First we determine the precision-recall curve for our random forest:

In [None]:
def draw_precision_recall(scores, y):
    precision, recall, thresholds = precision_recall_curve(y, scores)
    plt.fill_between(recall, precision, alpha=0.2, color="b")
    plt.xlabel("Recall")
    plt.ylabel("Precision")
    plt.ylim([0.0, 1.05])
    plt.xlim([0.0, 1.0])
    plt.title("Precision-Recall curve")
    plt.show()
draw_precision_recall(rf.predict_proba(X_val)[:, 1], y_val)

#### Next, we consider the isolation forest.

In [None]:
isof = IsolationForest(n_estimators=100)

Train an isolation forest (note that y_train is not used):  

In [None]:
isof.fit(X_train)

Determine scores (related to depth) on validation set:

In [None]:
isof_scores_val = isof.decision_function(X_val)

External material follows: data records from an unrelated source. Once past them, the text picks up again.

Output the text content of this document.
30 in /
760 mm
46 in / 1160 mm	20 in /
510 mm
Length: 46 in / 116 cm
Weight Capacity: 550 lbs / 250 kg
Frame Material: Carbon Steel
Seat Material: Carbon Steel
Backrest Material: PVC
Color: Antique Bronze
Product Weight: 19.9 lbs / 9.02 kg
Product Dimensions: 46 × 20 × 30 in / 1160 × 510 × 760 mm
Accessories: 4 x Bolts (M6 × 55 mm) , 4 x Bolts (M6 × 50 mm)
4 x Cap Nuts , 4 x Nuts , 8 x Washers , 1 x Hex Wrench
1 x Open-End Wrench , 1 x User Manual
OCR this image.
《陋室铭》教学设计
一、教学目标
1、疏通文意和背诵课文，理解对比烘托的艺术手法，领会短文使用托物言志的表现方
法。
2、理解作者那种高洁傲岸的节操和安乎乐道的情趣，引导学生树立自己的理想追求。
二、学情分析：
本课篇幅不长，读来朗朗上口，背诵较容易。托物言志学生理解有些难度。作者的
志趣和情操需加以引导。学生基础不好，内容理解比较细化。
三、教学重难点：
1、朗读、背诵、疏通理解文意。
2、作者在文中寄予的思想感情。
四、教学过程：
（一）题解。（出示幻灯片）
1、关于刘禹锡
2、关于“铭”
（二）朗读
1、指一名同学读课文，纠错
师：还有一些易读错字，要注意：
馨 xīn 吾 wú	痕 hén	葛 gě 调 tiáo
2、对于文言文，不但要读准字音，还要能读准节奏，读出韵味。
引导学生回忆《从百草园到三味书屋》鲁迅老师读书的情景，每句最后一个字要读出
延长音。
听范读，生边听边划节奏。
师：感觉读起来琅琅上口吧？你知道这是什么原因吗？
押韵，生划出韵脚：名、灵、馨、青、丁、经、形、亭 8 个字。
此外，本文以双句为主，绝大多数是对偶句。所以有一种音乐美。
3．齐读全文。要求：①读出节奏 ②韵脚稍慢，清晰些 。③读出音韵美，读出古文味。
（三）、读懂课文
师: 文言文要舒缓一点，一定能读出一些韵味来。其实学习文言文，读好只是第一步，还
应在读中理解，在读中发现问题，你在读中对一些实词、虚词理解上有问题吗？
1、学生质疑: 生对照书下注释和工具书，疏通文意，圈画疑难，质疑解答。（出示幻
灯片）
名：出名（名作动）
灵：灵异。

Evaluate distribution of scores in groups "fraud" and "non-fraud":

In [None]:
isof_scores_val_fraud = isof_scores_val[y_val==1]
isof_scores_val_nfraud = isof_scores_val[y_val==0]
left =min(np.nanmin(isof_scores_val_fraud), np.nanmin(isof_scores_val_nfraud))
right =max(np.nanmax(isof_scores_val_fraud), np.nanmax(isof_scores_val_nfraud))
plt.hist([isof_scores_val_fraud, isof_scores_val_nfraud], bins=25, range=[left, right], label=['1', '0'], density=True)
plt.legend(loc="upper right")
plt.show()

Precision-recall curve of the isolation forest:

In [None]:
draw_precision_recall(-1 * isof_scores_val, y_val)

##### Question
Consider the test set. Suppose that we are allowed to generate 150 alerts. Determine the alerts generated by the random forests and the alerts generated by the isolation forest.  Determine the precisions and the recalls.